I had never seen the video of Kate Bush Experiment IV before today and that’s not surprising, it was banned by the BBC and deemed too violent for tea-time transmission; it’s all a bit Quatermass & The Pit to me. The cameos from Dawn French, Hugh Laurie and Peter Vaughan are good and I find myself yearning for Kate dressed up as an orderly.
I actually bought Experiment IV as a cheap way to get my calloused mitts on Kate’s Christmas song ‘December Will Be Magic Again’, another single only release from 1980. If you don’t know it, you should. I can be a bit of a sucker for Christmas songs^ and this is a real beauty, Kate Bush at her dippiest and most inventive – swooping melodies, all the odd trills and frills. I know it’s only 18 September but a caught a slight Christmas on listening to this recently, which for a man as jaded as I am is no mean feat.

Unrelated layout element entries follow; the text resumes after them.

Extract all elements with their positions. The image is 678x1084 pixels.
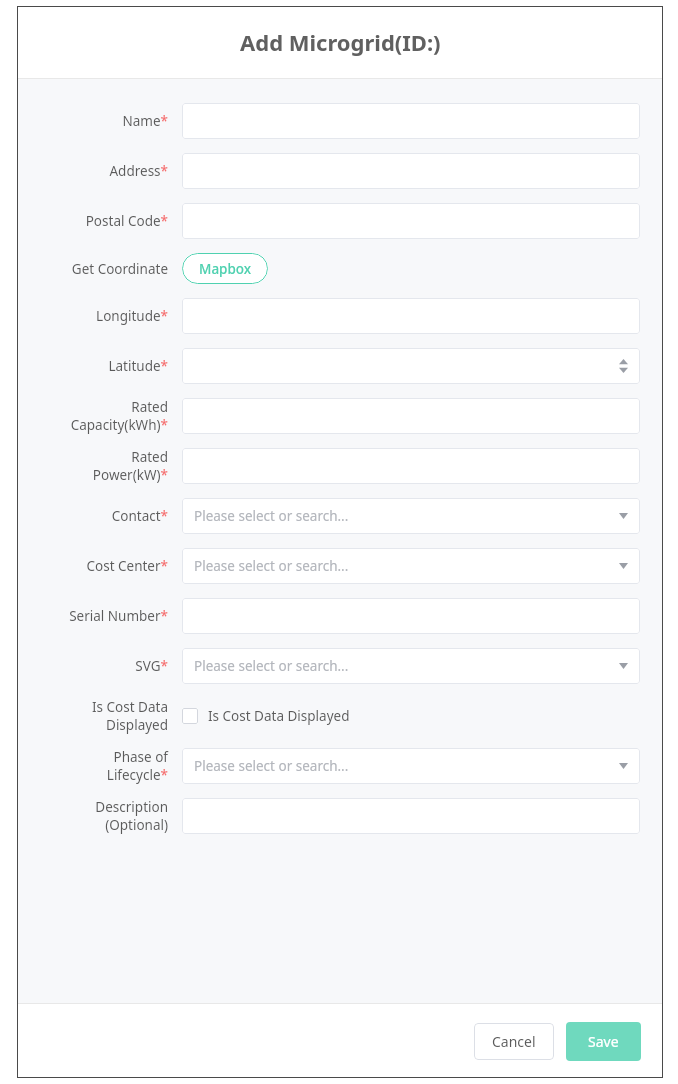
staticText: Serial Number* [69, 607, 168, 625]
button[interactable]: Is Cost Data Displayed [182, 698, 350, 734]
staticText: Name* [122, 112, 168, 130]
button[interactable] [182, 798, 640, 834]
staticText: SVG* [135, 657, 168, 675]
staticText: Rated Capacity(kWh)* [70, 398, 168, 434]
button[interactable] [182, 103, 640, 139]
button[interactable]: Mapbox [182, 253, 268, 284]
staticText: Address* [109, 162, 168, 180]
staticText: Is Cost Data Displayed [208, 707, 350, 725]
button[interactable]: Please select or search... [182, 748, 640, 784]
button[interactable]: Save [566, 1022, 641, 1061]
staticText: Save [588, 1032, 619, 1051]
staticText: Rated Power(kW)* [92, 448, 168, 484]
button[interactable] [182, 298, 640, 334]
button[interactable] [182, 398, 640, 434]
staticText: Cancel [492, 1032, 536, 1051]
staticText: Mapbox [199, 260, 252, 278]
staticText: Please select or search... [194, 757, 349, 775]
staticText: Is Cost Data Displayed [92, 698, 168, 734]
staticText: Get Coordinate [71, 260, 168, 278]
staticText: Description (Optional) [95, 798, 168, 834]
staticText: Cost Center* [86, 557, 168, 575]
button[interactable]: Please select or search... [182, 498, 640, 534]
staticText: Longitude* [96, 307, 168, 325]
button[interactable]: Please select or search... [182, 648, 640, 684]
staticText: Latitude* [108, 357, 168, 375]
staticText: Add Microgrid(ID:) [240, 27, 441, 57]
staticText: Phase of Lifecycle* [106, 748, 168, 784]
staticText: Please select or search... [194, 657, 349, 675]
staticText: Please select or search... [194, 557, 349, 575]
staticText: Please select or search... [194, 507, 349, 525]
staticText: Contact* [111, 507, 168, 525]
button[interactable]: Cancel [474, 1023, 554, 1060]
button[interactable]: Please select or search... [182, 548, 640, 584]
button[interactable] [182, 153, 640, 189]
button[interactable] [182, 203, 640, 239]
button[interactable] [182, 448, 640, 484]
button[interactable] [182, 598, 640, 634]
button[interactable] [182, 348, 640, 384]
staticText: Postal Code* [85, 212, 168, 230]
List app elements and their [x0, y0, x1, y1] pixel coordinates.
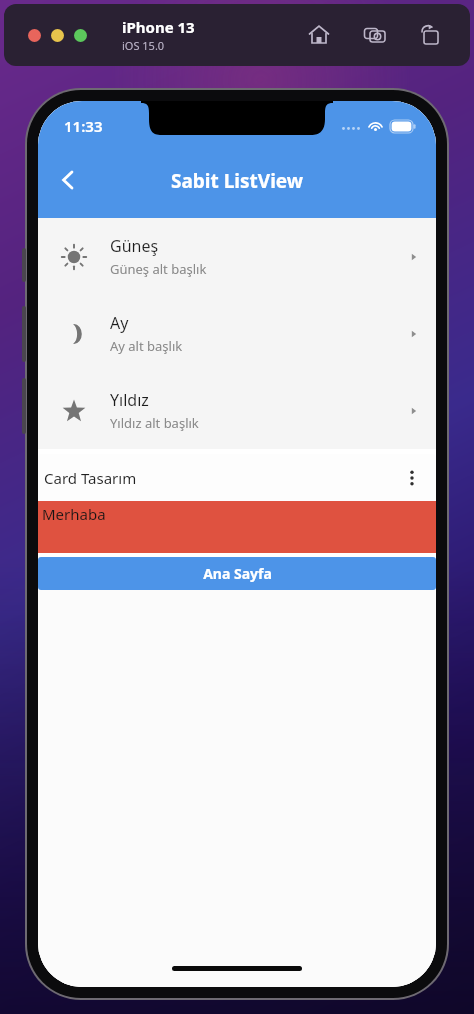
staticText: Güneş [110, 235, 159, 257]
button[interactable]: Home [302, 18, 336, 52]
staticText: Merhaba [42, 504, 106, 524]
staticText: Ay [110, 312, 129, 334]
button[interactable]: More options [396, 462, 428, 494]
button[interactable]: Window control [28, 29, 41, 42]
staticText: Ana Sayfa [203, 564, 272, 583]
staticText: Sabit ListView [171, 168, 304, 194]
button[interactable]: Window control [74, 29, 87, 42]
staticText: Yıldız [110, 389, 149, 411]
button[interactable]: Güneş [38, 218, 436, 295]
staticText: Yıldız alt başlık [110, 414, 199, 432]
staticText: Card Tasarım [44, 468, 137, 488]
button[interactable]: Ana Sayfa [38, 557, 436, 590]
staticText: Ay alt başlık [110, 337, 183, 355]
staticText: iPhone 13 [122, 17, 195, 37]
button[interactable]: Yıldız [38, 372, 436, 449]
button[interactable]: Card Tasarım [38, 454, 436, 501]
staticText: 11:33 [64, 116, 103, 136]
staticText: Güneş alt başlık [110, 260, 207, 278]
button[interactable]: Back [46, 158, 90, 202]
staticText: iOS 15.0 [122, 38, 165, 53]
button[interactable]: Window control [51, 29, 64, 42]
button[interactable]: Screenshot [358, 18, 392, 52]
button[interactable]: Rotate [414, 18, 448, 52]
button[interactable]: Ay [38, 295, 436, 372]
button[interactable]: Merhaba [38, 501, 436, 553]
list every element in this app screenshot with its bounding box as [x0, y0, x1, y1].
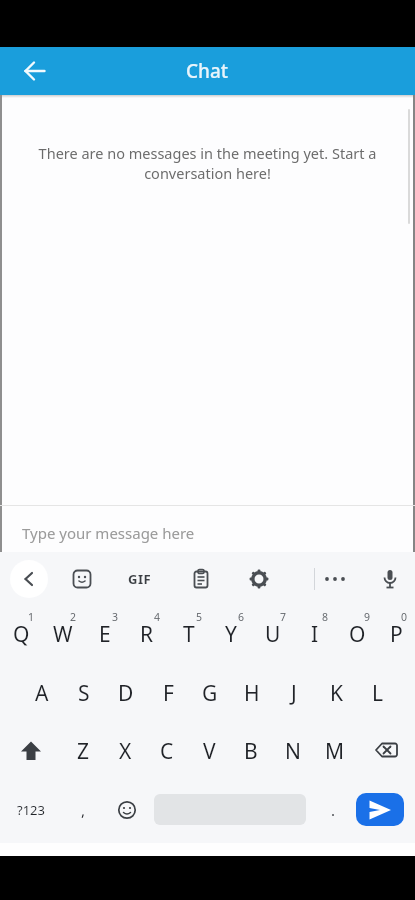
staticText: GIF	[128, 570, 152, 588]
staticText: 7	[280, 610, 287, 624]
button[interactable]: T	[168, 605, 210, 664]
staticText: 6	[238, 610, 245, 624]
button[interactable]	[315, 559, 355, 599]
button[interactable]	[10, 560, 48, 598]
button[interactable]: A	[21, 664, 63, 722]
button[interactable]: X	[104, 722, 146, 780]
button[interactable]: V	[188, 722, 230, 780]
button[interactable]: W	[42, 605, 84, 664]
button[interactable]: M	[314, 722, 356, 780]
staticText: R	[140, 620, 154, 649]
staticText: K	[330, 679, 343, 708]
staticText: F	[163, 679, 174, 708]
button[interactable]: J	[273, 664, 315, 722]
button[interactable]: G	[189, 664, 231, 722]
button[interactable]: F	[147, 664, 189, 722]
button[interactable]: Z	[62, 722, 104, 780]
staticText: ?123	[17, 801, 45, 819]
staticText: J	[291, 679, 297, 708]
button[interactable]: E	[84, 605, 126, 664]
staticText: G	[202, 679, 218, 708]
staticText: L	[372, 679, 384, 708]
staticText: 4	[154, 610, 161, 624]
staticText: 3	[112, 610, 119, 624]
staticText: 2	[70, 610, 77, 624]
staticText: M	[325, 737, 345, 766]
button[interactable]: D	[105, 664, 147, 722]
button[interactable]: R	[126, 605, 168, 664]
staticText: C	[160, 737, 174, 766]
button[interactable]	[356, 722, 415, 780]
button[interactable]: L	[357, 664, 399, 722]
staticText: 5	[196, 610, 203, 624]
staticText: ,	[81, 800, 86, 820]
staticText: 9	[364, 610, 371, 624]
staticText: P	[390, 620, 403, 649]
staticText: .	[331, 800, 336, 820]
button[interactable]: GIF	[120, 559, 160, 599]
button[interactable]: ,	[62, 780, 104, 839]
button[interactable]: C	[146, 722, 188, 780]
staticText: Z	[77, 737, 90, 766]
button[interactable]	[0, 47, 56, 95]
button[interactable]: S	[63, 664, 105, 722]
staticText: Type your message here	[22, 523, 195, 543]
button[interactable]: O	[336, 605, 378, 664]
staticText: 1	[28, 610, 35, 624]
staticText: Y	[225, 620, 237, 649]
staticText: 8	[322, 610, 329, 624]
staticText: Q	[13, 620, 30, 649]
staticText: T	[183, 620, 195, 649]
staticText: W	[53, 620, 73, 649]
staticText: conversation here!	[0, 163, 415, 183]
staticText: There are no messages in the meeting yet…	[0, 143, 415, 163]
button[interactable]	[62, 559, 102, 599]
staticText: E	[99, 620, 111, 649]
staticText: H	[244, 679, 260, 708]
staticText: 0	[401, 610, 408, 624]
button[interactable]: Y	[210, 605, 252, 664]
staticText: X	[119, 737, 132, 766]
button[interactable]: .	[310, 780, 356, 839]
button[interactable]	[0, 722, 62, 780]
button[interactable]: Type your message here	[0, 506, 415, 552]
staticText: U	[265, 620, 281, 649]
button[interactable]: H	[231, 664, 273, 722]
button[interactable]	[181, 559, 221, 599]
button[interactable]: ?123	[0, 780, 62, 839]
button[interactable]	[239, 559, 279, 599]
staticText: A	[35, 679, 49, 708]
staticText: I	[311, 620, 319, 649]
button[interactable]	[104, 780, 150, 839]
button[interactable]: U	[252, 605, 294, 664]
staticText: D	[118, 679, 134, 708]
staticText: B	[244, 737, 258, 766]
button[interactable]: N	[272, 722, 314, 780]
button[interactable]: I	[294, 605, 336, 664]
button[interactable]: B	[230, 722, 272, 780]
staticText: S	[78, 679, 90, 708]
button[interactable]	[370, 559, 410, 599]
staticText: Chat	[186, 58, 229, 84]
button[interactable]: P	[378, 605, 415, 664]
button[interactable]	[356, 793, 404, 826]
button[interactable]: K	[315, 664, 357, 722]
button[interactable]: Q	[0, 605, 42, 664]
staticText: O	[349, 620, 366, 649]
staticText: N	[285, 737, 301, 766]
staticText: V	[203, 737, 216, 766]
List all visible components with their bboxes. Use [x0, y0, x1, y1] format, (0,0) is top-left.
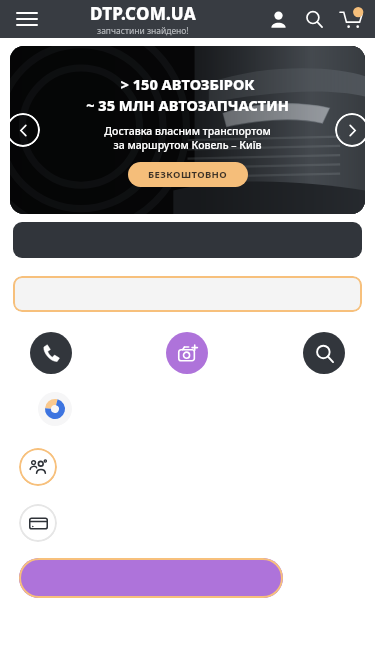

The historian in me bridled at the fact that Experiment IV included a new vocal version of ‘Wuthering Heights’. It’s a bit shite really. The vocal is less nasal and shrill, less energetic and more studied, a bit more ordinary – not a word that should ever come near a song so singularly extraordinary as this. My main problem with it is the mix, the new vocals just seem to have been dropped into the middle of the mix and they sound strangely muted and gated in that mysterious way that things from 1986 often do. I shrug it off as a rare misstep.
Overall, wonderful, a hamsterpiece. Now where’s that orderly? it’s about time I had some tea.
*tired old ears.
**I’m not going to get into the whole ‘masterpiece’ vs. ‘mistresspiece’ debate that was raging in literary criticism when I was at university, if pushed I will simply adopt the gender neutral alternative ‘hamsterpiece’. True story.
^Wat Tyler Where’s Me Fuckin’ Presents? being a particular favourite Christmas single of mine. Hail Satan!